FT clarifies things: simply because you dont agree with Merkel does not mean that you walked out the austerians’ big tent. That applies to the IMF’s wave-maker from yesterday, As we await the predictable Schauble rebuke, here the FT line:
“At a time of fierce debate on how best to reignite the recovery – in individual countries and internationally – the International Monetary Fund has emerged as a respected arbiter of economic policies. When Christine Lagarde, the IMF’s chief, warned against possible excesses of austerity this week, it was bound to cause waves.
Ms Lagarde’s words, and those of the fund’s technical staff, should be pondered not pounced on. Not just because there can be no doctrine of IMF infallibility: like most other forecasters it has been proven over-optimistic on the strength of the recovery. But also because the fund’s message is consistent with, not contrary to what it has been saying for some time.

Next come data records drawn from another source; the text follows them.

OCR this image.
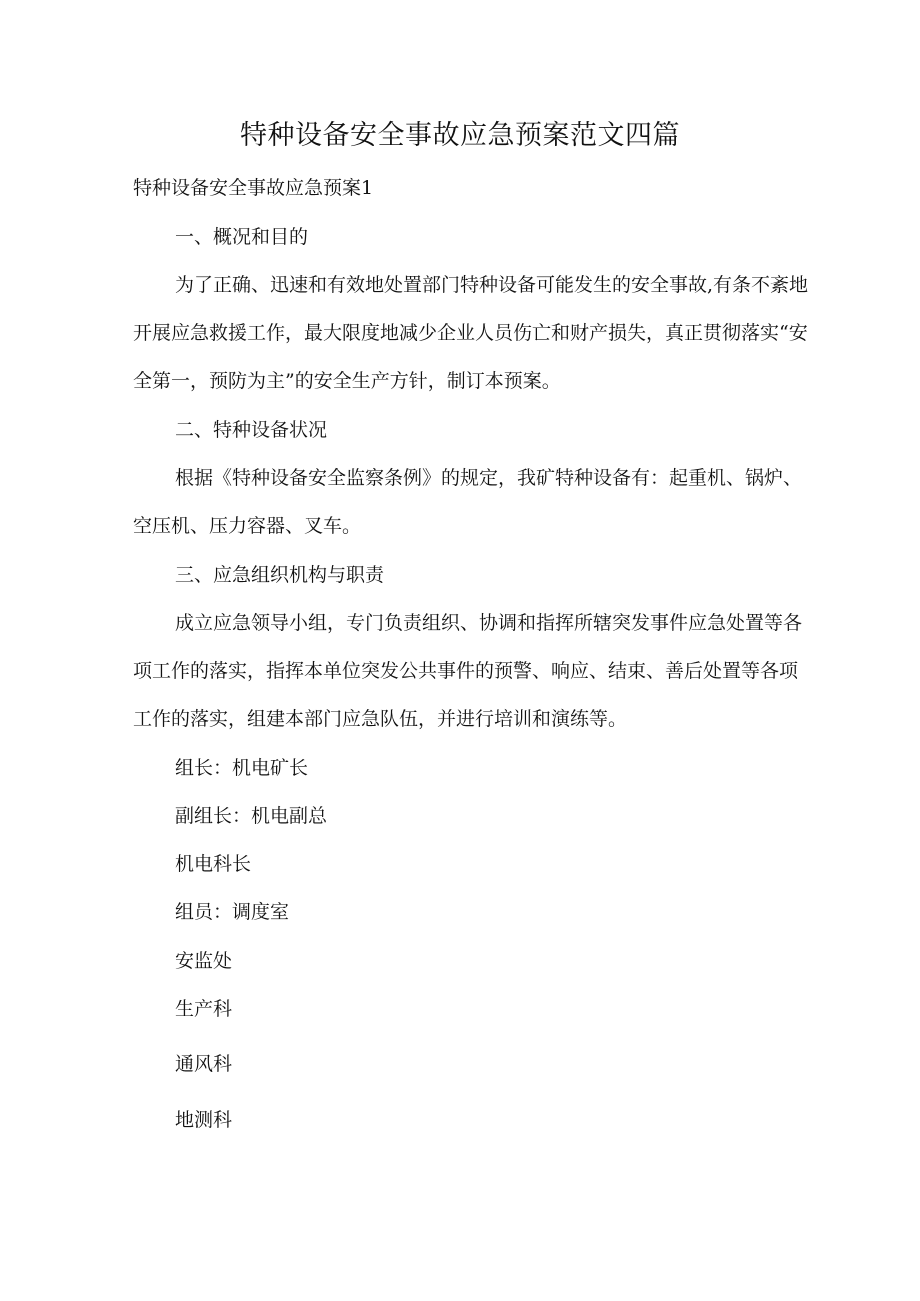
特种设备安全事故应急预案范文四篇
特种设备安全事故应急预案1
一、概况和目的
为了正确、迅速和有效地处置部门特种设备可能发生的安全事故,有条不紊地
开展应急救援工作，最大限度地减少企业人员伤亡和财产损失，真正贯彻落实“安
全第一，预防为主”的安全生产方针，制订本预案。
二、特种设备状况
根据《特种设备安全监察条例》的规定，我矿特种设备有：起重机、锅炉、
空压机、压力容器、叉车。
三、应急组织机构与职责
成立应急领导小组，专门负责组织、协调和指挥所辖突发事件应急处置等各
项工作的落实，指挥本单位突发公共事件的预警、响应、结束、善后处置等各项
工作的落实，组建本部门应急队伍，并进行培训和演练等。
组长：机电矿长
副组长：机电副总
机电科长
组员：调度室
安监处
生产科
通风科
地测科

Ms Lagarde repeated the advice she has given before, and with which this newspaper agrees. Countries should stick to their
deficit-cutting policies, but not to nominal targets. Deficit-reduction outcomes may slip in the face of a worse slowdown than expected, but policies should not – nor should new cuts be put in place to “catch up”. Governments with fiscal breathing room should avoid cutting, while those without it must cut at the right pace. In particular, Greece should be given the two more years it is asking for. In the UK, further monetary stimulus and better targeting of taxes and public spending must come before any fiscal relaxation unless growth prospects deteriorate further.
Much is being made of the IMF’s new estimates of “fiscal multipliers” – the link between fiscal policy and economic growth. These, the fund finds (though from a disappointingly rough analysis), were greater in the past few years than in the preceding decades. Olivier Blanchard, the IMF chief economist responsible for the findings, attributes them to the cumulative damage of many states cutting deficits simultaneously and to insufficient monetary accommodation as conventional policy has run out of road. This, too, is consistent with past and present advice. It is a mistake to take the new IMF numbers as a call for fiscal stimulus, as Mr Blanchard himself strongly underlined in an interview with the German press.
That the IMF is not changing its tune does not mean it need not be listened to. The eurozone in particular should heed Ms Lagarde and Mr Blanchard’s calls for a banking union and for making the monetary union’s fiscal ideology more growth-friendly. Overhasty consolidation in the periphery and a lack of balancing moderation in the core is hurting not just Europe but the whole global economy.